Q: What are the academic highlights of your time at LMU? Conferences, presentations, awards, publications?
A: To begin with, taking the contemporary critical theory course with Dr. Mailloux has been my highlight with respect to coursework. I had not learned so much in so fluid a manner, and with so much motivation, in a long time. I have participated in two conferences, the ACLA [American Comparative Literature Association] and MELUS [The Society for the Study of the Multi-Ethnic Literature of the United States]; I particularly enjoyed MELUS for the drive out to Las Vegas that I made with a fellow presenter and classmate. Along similar lines, a summer course with Rubén Martínez led me out to Noah Purifoy’s desert space, and even to Mexico City. (Further still, the Summer Research Grant I received took me to Havana, Cuba—a significant moment in my life.) In reality, I suppose the travel experience that has come with the territory of academic conferencing and research has marked the highs of my time here. But I have also enjoyed the two publications I’ve earned, one in Criterion for a critical piece [“Beat Deafness: The Polyrhythm of Paradiso’s Chapter XII”], as well as a creative piece [“Machete”] in Prime Number Magazine.
Q: You work as a Teaching Fellow: are there any memorable highlights or achievements you’d like to share?
A: I have been teaching (Spanish) since I was 21. However, being granted the opportunity to serve as a writing instructor in four courses, and now to run my own two sections of Rhetorical Arts, has given me the space in which to adapt my skills to the university setting. This reality is a kind of highlight. The particular achievements are personal: showing students [how] to become conscious of their voices, having a wave returned a semester later, reading an incredibly ambitious paper here and there.
I think a lot about pedagogy; I have always had in interest in teaching (and learning) through conversation—teaching, learning, and conversing are nearly indistinguishable to me. And I am trusted with 19 students to work out the pedagogical kinks in my approach while I teach them skills—but not just skills. There is something particular to Loyola for which I am profoundly grateful: the idea that a critical education should also have a moral imperative. I am very much into the idea of building societally, not simply individually.
Q: What are your future academic or professional plans?
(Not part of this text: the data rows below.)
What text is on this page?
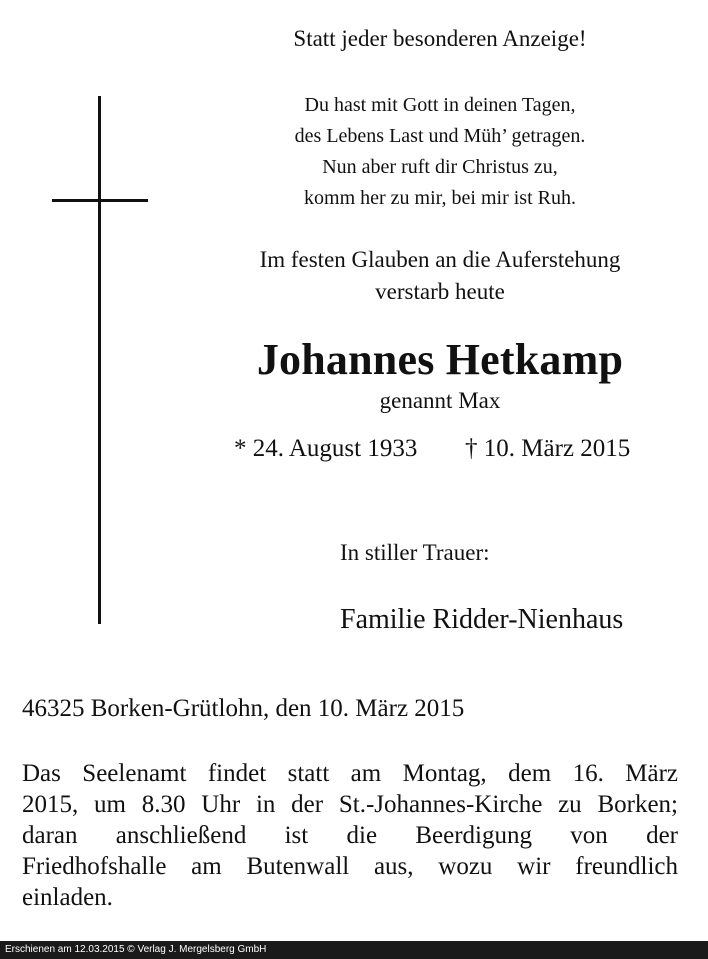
Statt jeder besonderen Anzeige!
Du hast mit Gott in deinen Tagen,
des Lebens Last und Müh’ getragen.
Nun aber ruft dir Christus zu,
komm her zu mir, bei mir ist Ruh.
Im festen Glauben an die Auferstehung
verstarb heute
Johannes Hetkamp
genannt Max
* 24. August 1933 † 10. März 2015
In stiller Trauer:
Familie Ridder-Nienhaus
46325 Borken-Grütlohn, den 10. März 2015
Das Seelenamt findet statt am Montag, dem 16. März
2015, um 8.30 Uhr in der St.-Johannes-Kirche zu Borken;
daran anschließend ist die Beerdigung von der
Friedhofshalle am Butenwall aus, wozu wir freundlich
einladen.
Erschienen am 12.03.2015 © Verlag J. Mergelsberg GmbH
A: I have been wrestling with [that] question for months. Recently, I decided I would stay in Los Angeles and that I would postpone (indefinitely) my Ph.D. application. Studying for me, specifically through the Masters program here, has become a familiar and habitual activity. So I will absolutely continue to study literature. But I do not want to specialize so narrowly as to have to forgo certain opportunities or projects because I am bound to one. The projects of creation, translation and critique that I want to pursue I will do outside of school; the challenge for me will be to maintain relations with the people in academia from the outside. I am more interested in pursuing these literary projects, now that I have learned what is demanded of them, as autonomously as possible. This decision—the process of coming to this decision—has, I believe, liberated me, given me more options. And I came to the Masters program to earn just that: options.